Not my role

December 23, 2018

I can't be a teacher to her; that's not my role, I'm her father.

That was my Chinese teacher Dennis's response when one of us asked whether he'd taught his daugher Chinese. He's a great teacher, so when we learned she didn't grow up speaking Mandarin, it was only natural we'd be curious. Especially because she's about our age, though we'd never met her 😊

Dennis's response didn't make sense at first but now it does. I used to think it would be great to work with my wife, or start a business with friends. But these days, especially because I now believe most companies need a single CEO whose decisions are final, and because the last thing I want to do when I come home is fight about business with the person I love most—I don't want those things. They should be separate, like meat and dairy. Come to think of it, that's not all the Jews got right—money is indeed dirty—something you wash your hands after handling and wipe on the doormat, not bring into the house.
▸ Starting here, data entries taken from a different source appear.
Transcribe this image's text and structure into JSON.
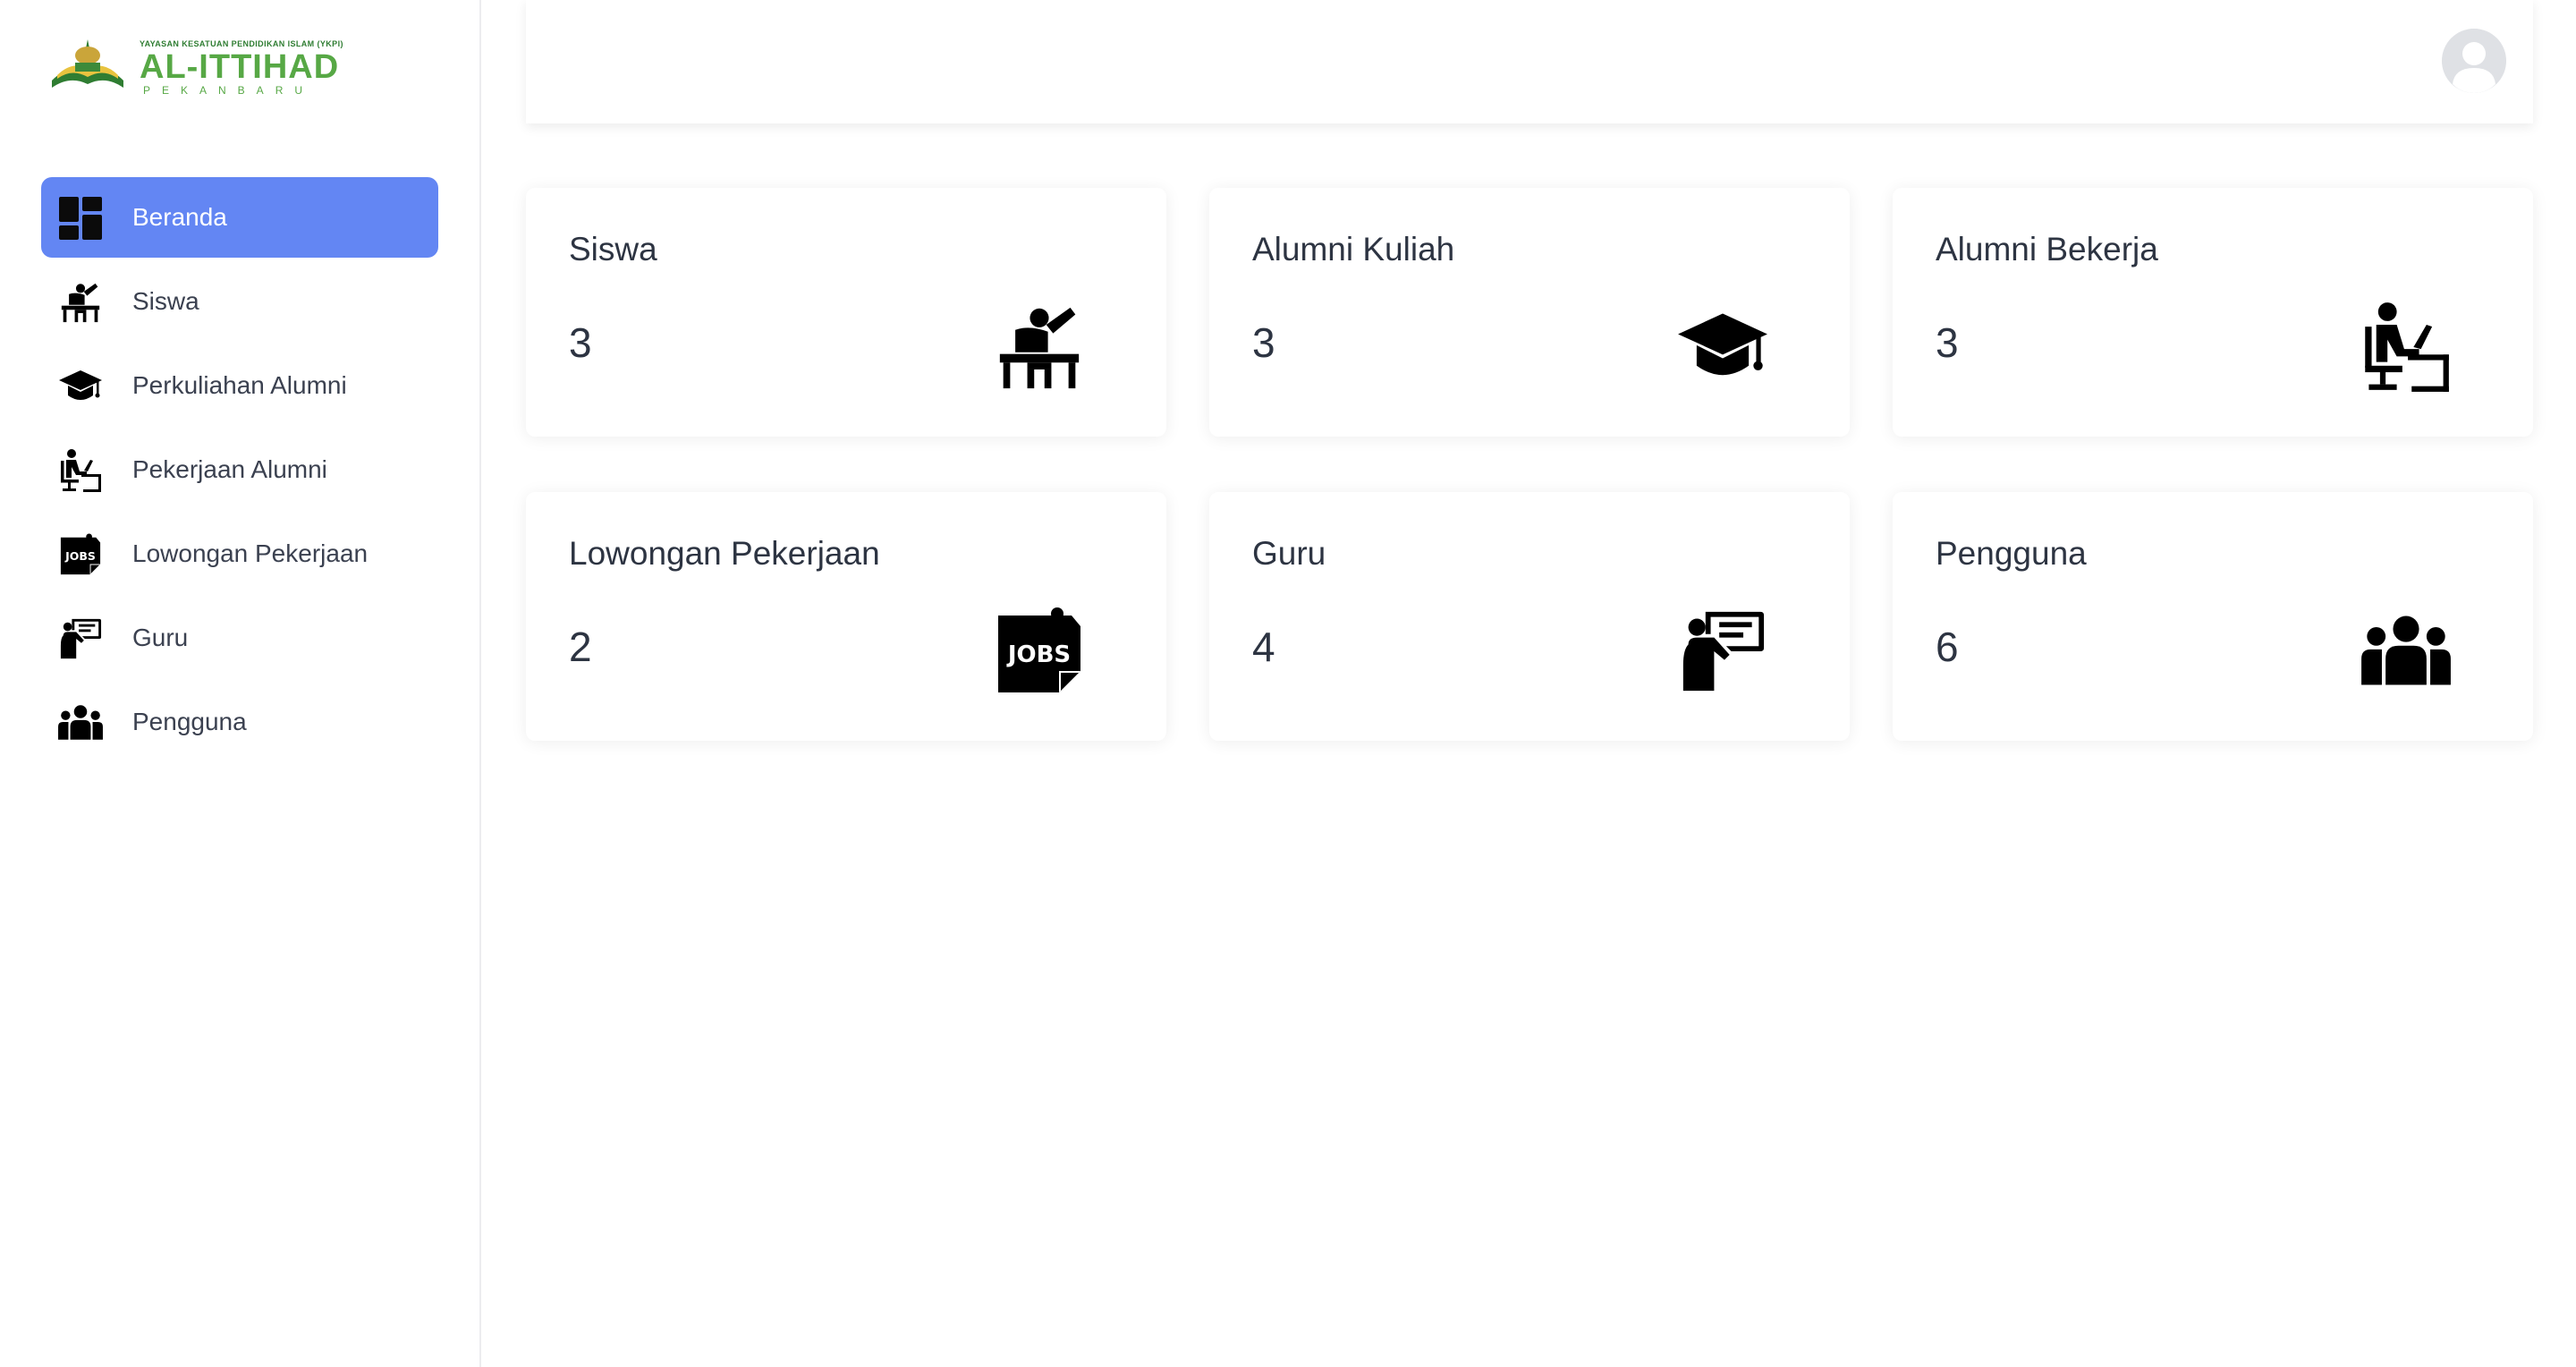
{
  "brand": {
    "foundation": "YAYASAN KESATUAN PENDIDIKAN ISLAM (YKPI)",
    "name": "AL-ITTIHAD",
    "city": "PEKANBARU",
    "accent_color": "#57a845"
  },
  "sidebar": {
    "active_color": "#6386f3",
    "items": [
      {
        "label": "Beranda",
        "icon": "dashboard-icon",
        "active": true
      },
      {
        "label": "Siswa",
        "icon": "student-desk-icon",
        "active": false
      },
      {
        "label": "Perkuliahan Alumni",
        "icon": "graduation-cap-icon",
        "active": false
      },
      {
        "label": "Pekerjaan Alumni",
        "icon": "office-worker-icon",
        "active": false
      },
      {
        "label": "Lowongan Pekerjaan",
        "icon": "jobs-icon",
        "active": false
      },
      {
        "label": "Guru",
        "icon": "teacher-icon",
        "active": false
      },
      {
        "label": "Pengguna",
        "icon": "users-group-icon",
        "active": false
      }
    ]
  },
  "header": {
    "avatar_icon": "user-avatar-icon"
  },
  "cards": [
    {
      "title": "Siswa",
      "value": "3",
      "icon": "student-desk-icon"
    },
    {
      "title": "Alumni Kuliah",
      "value": "3",
      "icon": "graduation-cap-icon"
    },
    {
      "title": "Alumni Bekerja",
      "value": "3",
      "icon": "office-worker-icon"
    },
    {
      "title": "Lowongan Pekerjaan",
      "value": "2",
      "icon": "jobs-icon"
    },
    {
      "title": "Guru",
      "value": "4",
      "icon": "teacher-icon"
    },
    {
      "title": "Pengguna",
      "value": "6",
      "icon": "users-group-icon"
    }
  ]
}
And yet, this idea of role confusion comes up all the time. I watched Always be my Maybe last night, and a central plot point in that movie was the confusion between a business associate, and a marital partner. Marriages should never be foremost about money and fame. Dennis probably finds that obvious.

How I see it:

  • Friends are people you spend time with because you like. The best friendships are based on equality, trust, and sharing. Families are similar; little socialist units based on sharing and equality.
  • Business associates band together for profit and (hopefully) mutual advantage. I don't haggle with my family over who's taking what percent of the restaurant bill, but then, I don't transact tens of thousands of dollars with them, or play office politics, either.
  • Marriages are based on intimacy, support, and partnership. Maybe a little bit of competition, and a little bit of "business", but never as the main thing.
  • Expert/beginner is another: doctor/patient, teacher/student, trainer/client. Caroline often says going to IKEA is the ultimate test of a marriage; maybe that's because nobody's sure who's the expert and who's the beginner?